Intrapatient Comparison of the Hepatobiliary Phase of Gd-BOPTA and Gd-EOB-DTPA in the Differentiation of Hepatocellular Adenoma From Focal Nodular Hyperplasia
- PMID: 30252977
- DOI: 10.1002/jmri.26227
Intrapatient Comparison of the Hepatobiliary Phase of Gd-BOPTA and Gd-EOB-DTPA in the Differentiation of Hepatocellular Adenoma From Focal Nodular Hyperplasia
Abstract
Background: Current imaging guidelines do not specify the preferred hepatobiliary contrast agent when differentiating hepatocellular adenoma (HCA) from focal nodular hyperplasia (FNH) on MRI.
Purpose: To analyze intrapatient differences in the hepatobiliary phase (HBP) after use of both gadobenate dimeglumine (Gd-BOPTA) and gadoxetic acid (Gd-EOB-DTPA)-enhanced MRI to differentiate HCA from FNH.
Study type: Retrospective.
Population: Patients who underwent both Gd-BOPTA and Gd-EOB-DTPA-enhanced MRI, including 33 patients with 82 lesions (67 HCA; 15 FNH), with a step-down reference standard of pathology, 20% regression, identical appearance to earlier biopsied lesions, and stringent imaging findings.
Field strength/sequence: 1.5T and 3T HBP of Gd-BOPTA and Gd-EOB-DTPA-enhanced MRI, precontrast fat-suppressed T1 -weighted sequence.
Assessment: Signal intensities relative to the surrounding liver in the HBP were assessed by two observers.

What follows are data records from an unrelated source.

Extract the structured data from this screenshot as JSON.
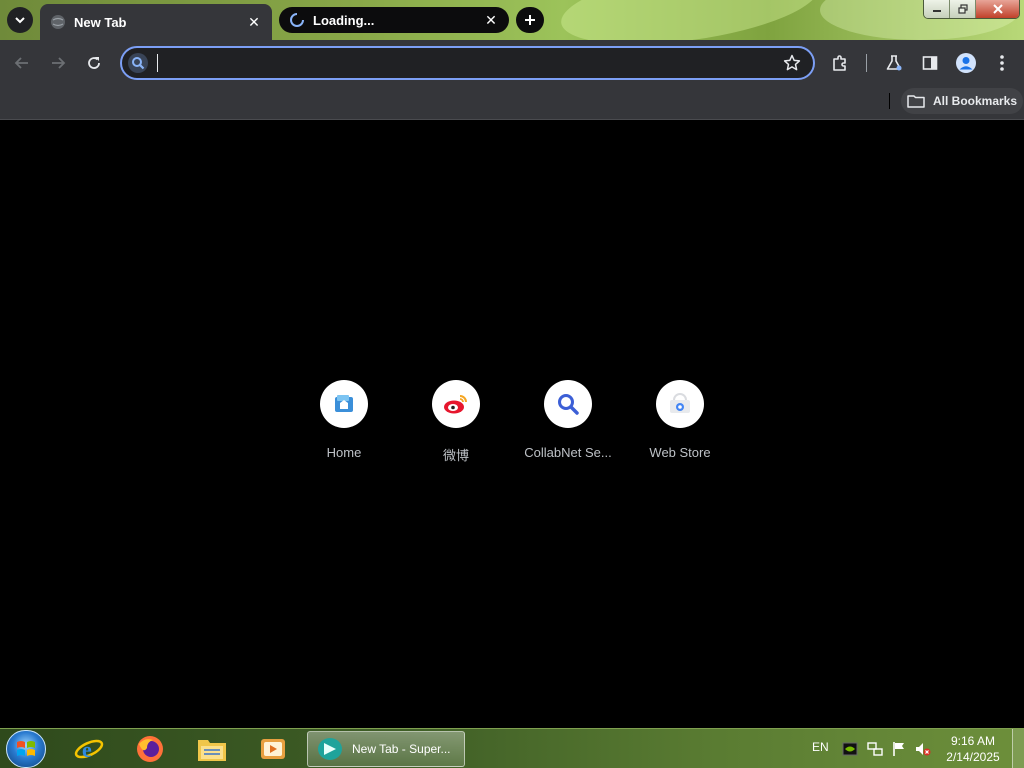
{
  "browser": {
    "tabs": [
      {
        "title": "New Tab",
        "active": true
      },
      {
        "title": "Loading...",
        "active": false
      }
    ],
    "omnibox": {
      "value": "",
      "placeholder": ""
    },
    "bookmarks_bar": {
      "all_bookmarks_label": "All Bookmarks"
    },
    "accent_color": "#7c9ff5"
  },
  "shortcuts": [
    {
      "label": "Home",
      "icon": "home-folder-icon"
    },
    {
      "label": "微博",
      "icon": "weibo-icon"
    },
    {
      "label": "CollabNet Se...",
      "icon": "collabnet-search-icon"
    },
    {
      "label": "Web Store",
      "icon": "web-store-icon"
    }
  ],
  "taskbar": {
    "window_item": "New Tab - Super...",
    "language": "EN",
    "time": "9:16 AM",
    "date": "2/14/2025"
  }
}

Statistical tests: Sensitivity and specificity of HCA diagnosis were calculated for both contrast agents. Interobserver agreement was evaluated using Cohen's kappa; differences in degree of certainty for scoring a lesion were calculated by means of the Wilcoxon signed rank test. Differences in signal intensity between Gd-BOPTA and Gd-EOB-DTPA were calculated using McNemar's test.
Results: Almost perfect agreement was found between observers for scored signal intensities with both contrast agents. In 30 of the 82 lesions (37%) a difference was observed between contrast agents in the HBP, with Gd-EOB-DTPA proving correct in all but one of the discordant lesions. When distinguishing HCA from FNH, Gd-BOPTA showed a sensitivity of 46% (31/67) and a specificity of 87% (13/15), while the sensitivity and specificity of Gd-EOB-DTPA was 85% (57/67) and 100% (15/15), respectively. A risk of misclassifying HCA as FNH typically occurs for Gd-BOPTA when lesions are intrinsically hyperintense (P < 0.005).
Data conclusion: The HBP of Gd-EOB-DTPA shows superior accuracy in ruling out HCA in comparison with Gd-BOPTA, especially when the lesion is intrinsically hyperintense on T1 -weighted imaging.
Level of evidence: 3 Technical Efficacy: Stage 3 J. Magn. Reson. Imaging 2019;49:700-710.
© 2018 International Society for Magnetic Resonance in Medicine.